In Loudoun County just a decade ago, there were no high school teams or youth clubs. Today, all 10 public schools in Loudoun have varsity teams for both boys and girls. And this season the county fielded junior varsity squads for each gender for the first time.

The growth at that level largely resulted from “trickle-up” effects from the youth level. Until Loudoun made lacrosse a high school sport five years ago, players had no place to play once they finished youth programs.

Loudoun got its first youth lacrosse chapter nine years ago but was forced to split five years ago because it had too many participants. Now, they are loosely divided into groups east and west of Leesburg, and another division seems inevitable.

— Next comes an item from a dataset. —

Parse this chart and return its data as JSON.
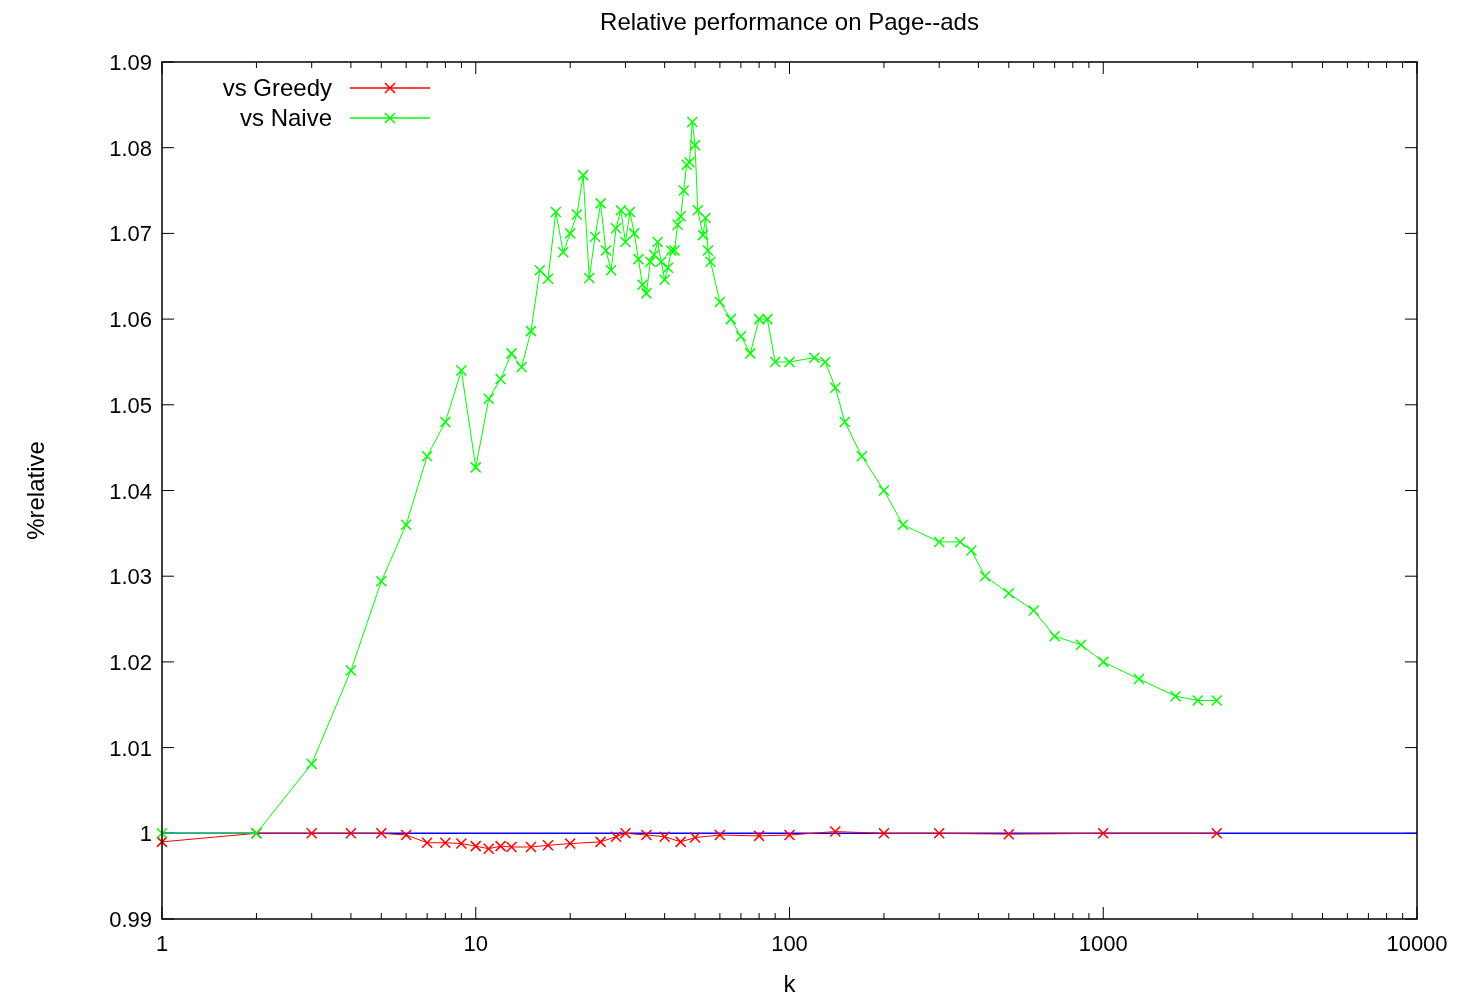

“Once you get over the 500- or 600-kid mark, it kind of gets out of control. We will have to split again,” says Eastern Loudoun commissioner Paul Ruffing, who coaches his son Alex on a U-13 team. “It’s an addictive sport. Any time you can put a stick in a kid’s hands and you can throw it, it’s a lot of fun.”

Eastern Loudoun, the newest chapter, fields 26 teams in four age groups for both boys and girls. The youngest is the under-9 group, and the oldest is the under-15, which feeds directly into the high schools. There are six girls’ teams.

The chapter is a member of the Northern Virginia Youth Lacrosse League, which was founded 20 years ago. There are 23 chapters in the NVYLL with 6,000 children on 328 teams. League commissioner Roger Smith says there is little room to grow in Fairfax and Arlington counties, but it continues to expand westward.